Penguatan Kapasitas Personel di Tengah Dinamika Masyarakat
Bimtek tersebut diselenggarakan sebagai bagian dari upaya penguatan kapasitas personel. Brigjen Dekananto Eko Purwono menjelaskan bahwa dinamika perubahan perilaku masyarakat dan perkembangan situasi sosial yang terus bergerak cepat menuntut kesiapan serta kesamaan langkah seluruh jajaran Polri.

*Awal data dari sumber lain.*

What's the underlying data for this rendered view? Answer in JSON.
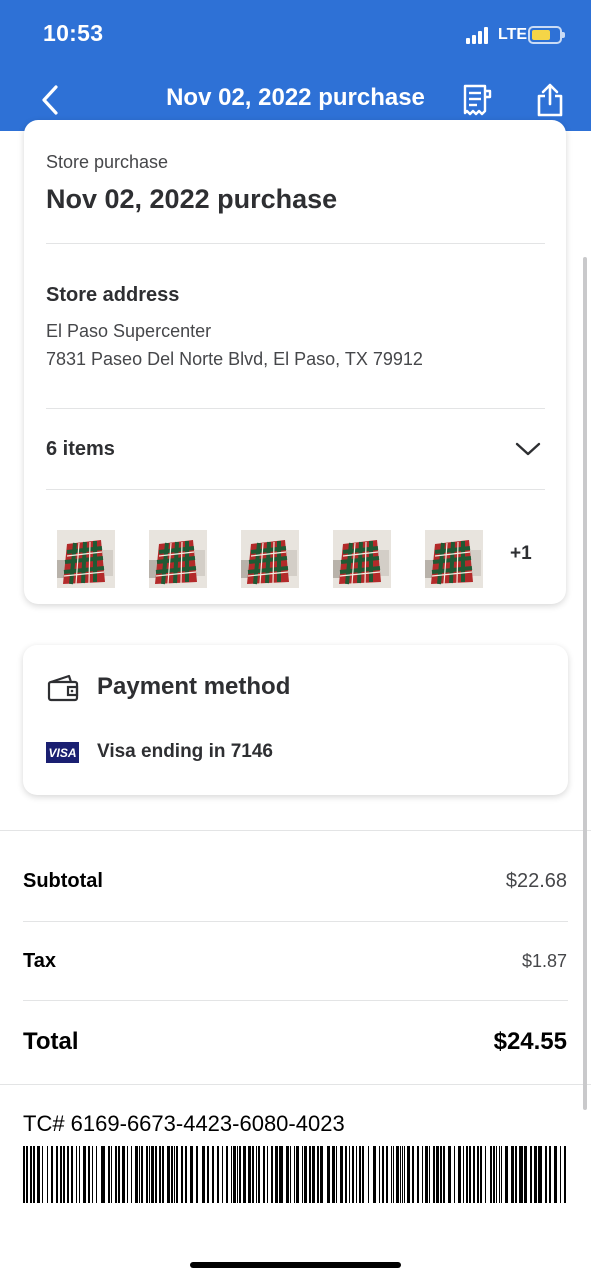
{
  "status_bar": {
    "time": "10:53",
    "network": "LTE"
  },
  "nav": {
    "title": "Nov 02, 2022 purchase",
    "back_icon": "chevron-left-icon",
    "receipt_icon": "receipt-icon",
    "share_icon": "share-icon"
  },
  "purchase": {
    "type_label": "Store purchase",
    "title": "Nov 02, 2022 purchase",
    "address_heading": "Store address",
    "store_name": "El Paso Supercenter",
    "store_street": "7831 Paseo Del Norte Blvd, El Paso, TX 79912",
    "items_label": "6 items",
    "more_items": "+1"
  },
  "payment": {
    "heading": "Payment method",
    "card_brand": "VISA",
    "card_text": "Visa ending in 7146"
  },
  "summary": {
    "subtotal_label": "Subtotal",
    "subtotal_value": "$22.68",
    "tax_label": "Tax",
    "tax_value": "$1.87",
    "total_label": "Total",
    "total_value": "$24.55"
  },
  "receipt": {
    "tc_number": "TC# 6169-6673-4423-6080-4023"
  },
  "colors": {
    "brand_blue": "#2e71d6",
    "visa_navy": "#1a1f71",
    "battery_yellow": "#f5d547"
  }
}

“Perubahan masyarakat dan situasi saat ini berkembang sangat cepat. Karena itu, seluruh jajaran harus memiliki kesamaan cara bertindak, cara berkomunikasi, dan cara melayani masyarakat,” ujar Dekananto dalam keterangannya.
Garda Terdepan Pelayanan: Fungsi Lantas dan SPKT
Dekananto menyoroti bahwa fungsi lalu lintas dan SPKT merupakan garda terdepan pelayanan kepolisian, mengingat kedua satuan kerja ini paling sering berinteraksi langsung dengan masyarakat. Oleh karena itu, profesionalisme dan ketegasan harus selalu diiringi dengan sikap humanis serta komunikasi yang santun.
“Sebagian besar masyarakat datang ke kantor polisi dengan berbagai keperluan. Sikap, tutur kata, dan komunikasi kita harus dijaga agar tidak menimbulkan rasa tidak nyaman atau melukai perasaan masyarakat,” tegasnya.
Integritas dan Kepercayaan Publik
Selain menekankan aspek pelayanan, Dekananto juga mengingatkan pentingnya soliditas internal dan integritas personel dalam menjaga marwah institusi Polri. Ia meminta seluruh anggota untuk bekerja jujur, bertanggung jawab, dan menghindari pelanggaran dalam bentuk apa pun.
Menutup kegiatan, Dekananto mengajak seluruh personel untuk berkontribusi dalam membangun kepercayaan publik. Hal ini dapat diwujudkan melalui pelayanan yang baik, komunikasi yang santun, serta penerapan prinsip senyum, sapa, salam (3S).
“Kita harus mengambil hati masyarakat. Dari situlah kepercayaan publik terhadap Polri akan tumbuh dan terus meningkat,” pungkasnya.